La lavandière en son miroir...

Publié le par Michel Aêt

À Villiers-Saint-Denis, le temps serait-il parfois "immobile", pour reprendre le titre des mémoires de Claude Mauriac ?

Il suffit , un matin d'été, tandis que de légères brumes achèvent de se dissiper au loin, dans la vallée de la Marne, de descendre des hauteurs de Villiers, là où la départementale 842 offre des panoramas somptueux, vers le centre du village par la rue de la cressonnière.

Après avoir franchi le Grand rû, on aperçoit le vieux lavoir : comme autrefois, une lavandière - parfois plusieurs - y lave son linge ; le patchwork des couleurs de tissus se reflète dans l'eau apaisée, entre deux séries de rudes coups que lui assène de ses mains vigoureuses une plantureuse et sympathique septuagénaire.
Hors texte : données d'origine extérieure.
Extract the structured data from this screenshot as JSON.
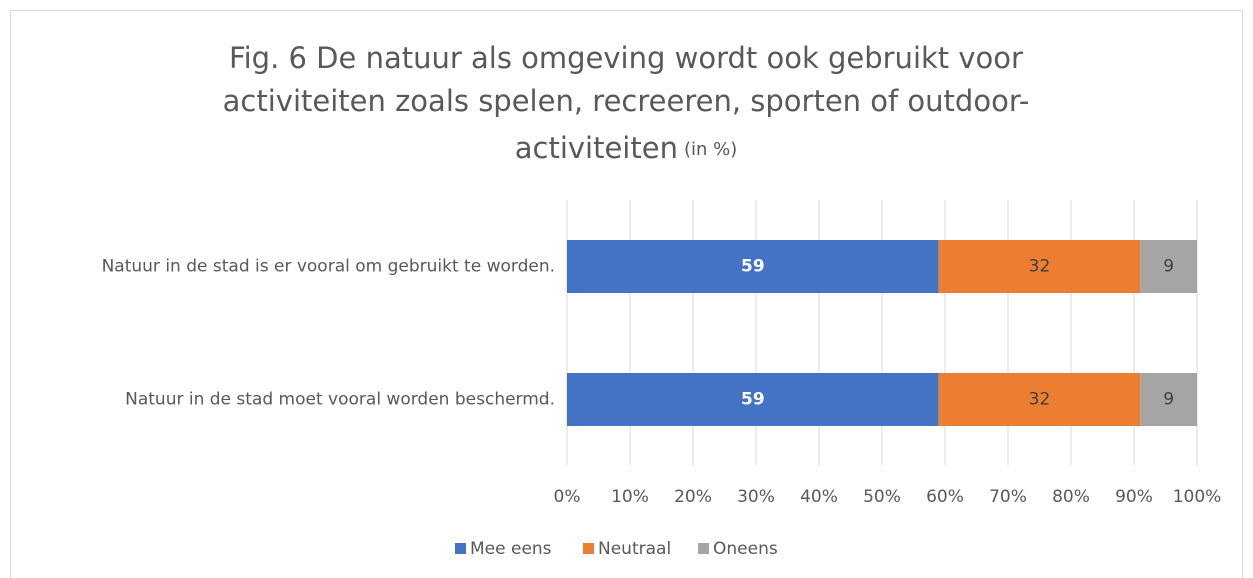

On la voit aussi, pour des usages culinaires sans doute, emplir ses bouteilles de l'eau qui coule à ce lavoir, et que de petits garcons viennent boire, leurs mains jointes en forme de coupelles.

Elle paraît douce et peu calcaire, celle qu'aucun panneau ne déclare impropre à la consommation.

Où sont-ils les villages à une heure de Paris où se goûte ainsi l'eau, comme celle d'un torrent de montagne ?

Où sont-ils, ceux où les lavoirs vivent encore leur vie de lavoir et non de monument historique protégé, inscrit à l'Inventaire, restauré à grands frais et à coup de subventions publiques, comme mis sous cloche pour faire durer la mémoire de ses fonctions passées et celle des voix de femmes dont l'écho s'est depuis longtemps perdu dans l'immense nuit des générations disparues ?

...ces voix qui, d'un bord à l'autre du bassin, ont inlassablement exprimé joies et chagrins, cris et pleurs, peurs et rumeurs.

Mères de soldats de l'Empire perdus à Vilnius ou sur les bords de la Bérézina, mères de conscrits d'août 14 partis la fleur au fusil, mères de résistants fusillés, l'eau du lavoir de Villiers-Saint-Denis semble constituée de vos larmes quand je la regarde, ce dimanche 30 juillet, inerte, pas même irisée par un souffle d'air en ce jour d'été chaud, impeccable miroir où semblent encore se refléter vos visages oubliés.